Patty Jean slipped her extra food into the hanging pocket of my old baggy coat. “It’s how you act,” she whispered, “like you’re not afraid of him.” She squeezed my hand. “Be careful, Tommy. I don’t have to be afraid of him but you do.”

The bus bumped and grumbled to a stop in the dirt parking lot of the school. Patty Jean and I filed down the aisle and out the door.

“You shoulda tol’ me you wanted some sugar bread last night. You’re not a very good stealer.” Jackie popped up in front of me, red hair going every which way, the uneven splotches of freckles on his face giving him a mottled and ornery appearance. “I coulda got ya better stuff for lunch ‘n Patty Jean got.”

I glared at him. “You better not tell anybody about that.”

“I ain’t no snitch,” Jackie grinned, “But ya better let me help ya. You ‘n Patty Jean are gonna get caught, sure.”
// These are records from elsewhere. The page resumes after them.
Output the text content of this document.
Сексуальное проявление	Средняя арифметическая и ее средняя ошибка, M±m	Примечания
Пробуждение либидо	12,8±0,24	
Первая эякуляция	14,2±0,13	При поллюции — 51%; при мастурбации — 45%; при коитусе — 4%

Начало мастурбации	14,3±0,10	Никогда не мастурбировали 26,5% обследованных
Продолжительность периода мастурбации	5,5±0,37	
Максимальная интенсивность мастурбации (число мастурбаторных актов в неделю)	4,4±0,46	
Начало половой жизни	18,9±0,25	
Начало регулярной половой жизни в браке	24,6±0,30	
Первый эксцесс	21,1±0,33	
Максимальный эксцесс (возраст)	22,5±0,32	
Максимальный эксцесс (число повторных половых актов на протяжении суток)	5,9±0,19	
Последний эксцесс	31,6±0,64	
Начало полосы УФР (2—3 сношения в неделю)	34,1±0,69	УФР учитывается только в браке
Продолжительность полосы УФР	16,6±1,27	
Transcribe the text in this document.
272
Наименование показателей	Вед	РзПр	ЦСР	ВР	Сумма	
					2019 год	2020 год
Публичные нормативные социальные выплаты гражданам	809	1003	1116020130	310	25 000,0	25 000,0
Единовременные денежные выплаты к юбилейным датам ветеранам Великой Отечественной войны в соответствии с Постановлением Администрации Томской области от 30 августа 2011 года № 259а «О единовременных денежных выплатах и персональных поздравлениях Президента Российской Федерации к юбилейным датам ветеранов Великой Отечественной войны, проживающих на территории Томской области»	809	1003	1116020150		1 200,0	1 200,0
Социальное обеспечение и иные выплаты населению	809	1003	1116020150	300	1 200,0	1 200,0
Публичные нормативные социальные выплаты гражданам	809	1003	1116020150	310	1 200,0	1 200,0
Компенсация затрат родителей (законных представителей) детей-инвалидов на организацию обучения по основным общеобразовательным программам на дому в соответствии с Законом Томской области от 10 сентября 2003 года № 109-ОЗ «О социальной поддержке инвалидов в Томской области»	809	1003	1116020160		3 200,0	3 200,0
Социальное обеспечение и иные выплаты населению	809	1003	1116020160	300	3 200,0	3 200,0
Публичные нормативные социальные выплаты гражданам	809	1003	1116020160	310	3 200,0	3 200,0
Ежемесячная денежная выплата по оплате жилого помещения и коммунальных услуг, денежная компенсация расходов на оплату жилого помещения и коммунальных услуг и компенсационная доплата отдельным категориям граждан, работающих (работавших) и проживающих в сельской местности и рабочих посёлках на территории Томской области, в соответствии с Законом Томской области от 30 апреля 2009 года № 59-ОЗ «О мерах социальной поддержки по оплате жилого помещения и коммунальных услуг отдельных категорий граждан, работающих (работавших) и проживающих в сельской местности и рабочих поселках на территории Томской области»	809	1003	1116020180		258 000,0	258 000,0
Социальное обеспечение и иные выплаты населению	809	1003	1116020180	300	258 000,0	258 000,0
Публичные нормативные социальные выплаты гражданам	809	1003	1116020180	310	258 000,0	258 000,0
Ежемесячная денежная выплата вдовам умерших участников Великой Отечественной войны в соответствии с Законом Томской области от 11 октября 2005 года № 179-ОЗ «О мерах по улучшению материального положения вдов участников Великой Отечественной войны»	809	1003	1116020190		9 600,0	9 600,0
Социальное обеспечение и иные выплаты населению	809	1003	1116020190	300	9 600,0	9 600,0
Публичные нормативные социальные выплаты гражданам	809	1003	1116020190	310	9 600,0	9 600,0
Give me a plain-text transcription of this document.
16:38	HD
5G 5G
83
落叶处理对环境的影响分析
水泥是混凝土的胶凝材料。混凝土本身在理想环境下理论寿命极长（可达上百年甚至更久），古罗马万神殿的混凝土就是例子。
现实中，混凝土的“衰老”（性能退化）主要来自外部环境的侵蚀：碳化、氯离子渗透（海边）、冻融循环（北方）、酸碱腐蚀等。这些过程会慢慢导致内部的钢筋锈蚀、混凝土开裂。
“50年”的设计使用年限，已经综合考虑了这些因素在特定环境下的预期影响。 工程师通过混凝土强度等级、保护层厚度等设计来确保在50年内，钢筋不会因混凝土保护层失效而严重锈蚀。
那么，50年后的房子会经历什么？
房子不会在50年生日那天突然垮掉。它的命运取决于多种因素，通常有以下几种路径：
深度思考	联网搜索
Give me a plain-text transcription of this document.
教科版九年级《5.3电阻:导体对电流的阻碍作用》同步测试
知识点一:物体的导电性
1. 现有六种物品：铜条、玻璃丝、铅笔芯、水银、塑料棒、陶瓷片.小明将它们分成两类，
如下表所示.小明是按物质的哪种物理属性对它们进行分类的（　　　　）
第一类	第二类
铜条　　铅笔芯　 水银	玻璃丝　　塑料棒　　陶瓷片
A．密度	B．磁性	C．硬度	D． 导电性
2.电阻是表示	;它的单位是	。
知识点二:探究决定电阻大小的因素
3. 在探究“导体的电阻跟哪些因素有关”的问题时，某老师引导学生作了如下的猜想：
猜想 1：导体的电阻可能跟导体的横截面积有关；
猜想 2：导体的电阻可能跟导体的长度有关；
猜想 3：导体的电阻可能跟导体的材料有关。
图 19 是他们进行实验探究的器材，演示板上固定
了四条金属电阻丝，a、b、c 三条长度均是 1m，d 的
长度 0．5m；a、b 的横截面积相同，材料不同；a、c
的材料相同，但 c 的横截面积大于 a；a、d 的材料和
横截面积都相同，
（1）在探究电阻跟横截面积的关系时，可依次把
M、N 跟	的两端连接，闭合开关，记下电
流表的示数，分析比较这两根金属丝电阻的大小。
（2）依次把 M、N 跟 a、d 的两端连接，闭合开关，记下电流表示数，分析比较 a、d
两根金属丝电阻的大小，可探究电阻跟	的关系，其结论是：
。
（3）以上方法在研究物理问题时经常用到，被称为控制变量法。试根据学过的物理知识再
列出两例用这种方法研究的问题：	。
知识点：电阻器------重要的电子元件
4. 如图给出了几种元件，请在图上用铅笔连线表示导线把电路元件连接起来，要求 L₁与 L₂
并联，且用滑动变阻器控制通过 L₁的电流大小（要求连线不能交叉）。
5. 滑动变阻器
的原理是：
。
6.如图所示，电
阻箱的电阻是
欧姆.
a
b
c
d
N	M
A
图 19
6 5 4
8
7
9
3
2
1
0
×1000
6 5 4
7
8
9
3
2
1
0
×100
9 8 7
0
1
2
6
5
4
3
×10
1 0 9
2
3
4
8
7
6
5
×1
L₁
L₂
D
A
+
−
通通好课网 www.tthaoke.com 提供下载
“Leave me alone,” I warned him. “I hate Uncle Jack.”

“I hate Daddy!” Jackie returned and danced away when I took a half-hearted poke at him. The bell rang and I hid my face behind my hand as I shoved one of Patty Jean’s purloined cookies into my mouth.

Late that morning, just before lunch, I was summoned to the office. Patty Jean smiled at me and twiddled her fingers in the air, giving me a girlish good-bye as I left the room. To my surprise, Momma was standing next to the big counter in the office. She seemed nervous and on edge. She gave me a quick hug then said, “Why don’t you take Lily and Phillip out to the playground while I sign you and Jackie out?”

Following the nod of her head, I saw four-year-old Phillip and Lily, who had just turned three, sitting on the long wooden bench across from the counter. They were kicking their feet happily and favored me with beaming smiles. Both children were wearing their best clothes which gave me pause to wonder what was afoot. Momma didn’t take out the good clothes unless a church bus was picking us up or maybe Grandma Webster was coming over for a visit.

“C’mon, you guys,” I said in my best big brother voice. I lifted Lily over my head and onto my shoulders. I held her legs with an arm across my chest and led Phillip along with my free hand. “What’s goin’ on?” I asked Phillip when we reached the playground.

Phillip scrunched up his face. “I don’ know nothin’. I’m jus’ a l’il kid.”

I had the merry-go-round spinning, the little ones merrily giggling, when Jackie joined us in the school yard. He stood to one side while I gave the circular monster a half-hearted push every second or third round. Jackie kicked at a rock buried in the sand. “She’s signin’ us out,” he said morosely.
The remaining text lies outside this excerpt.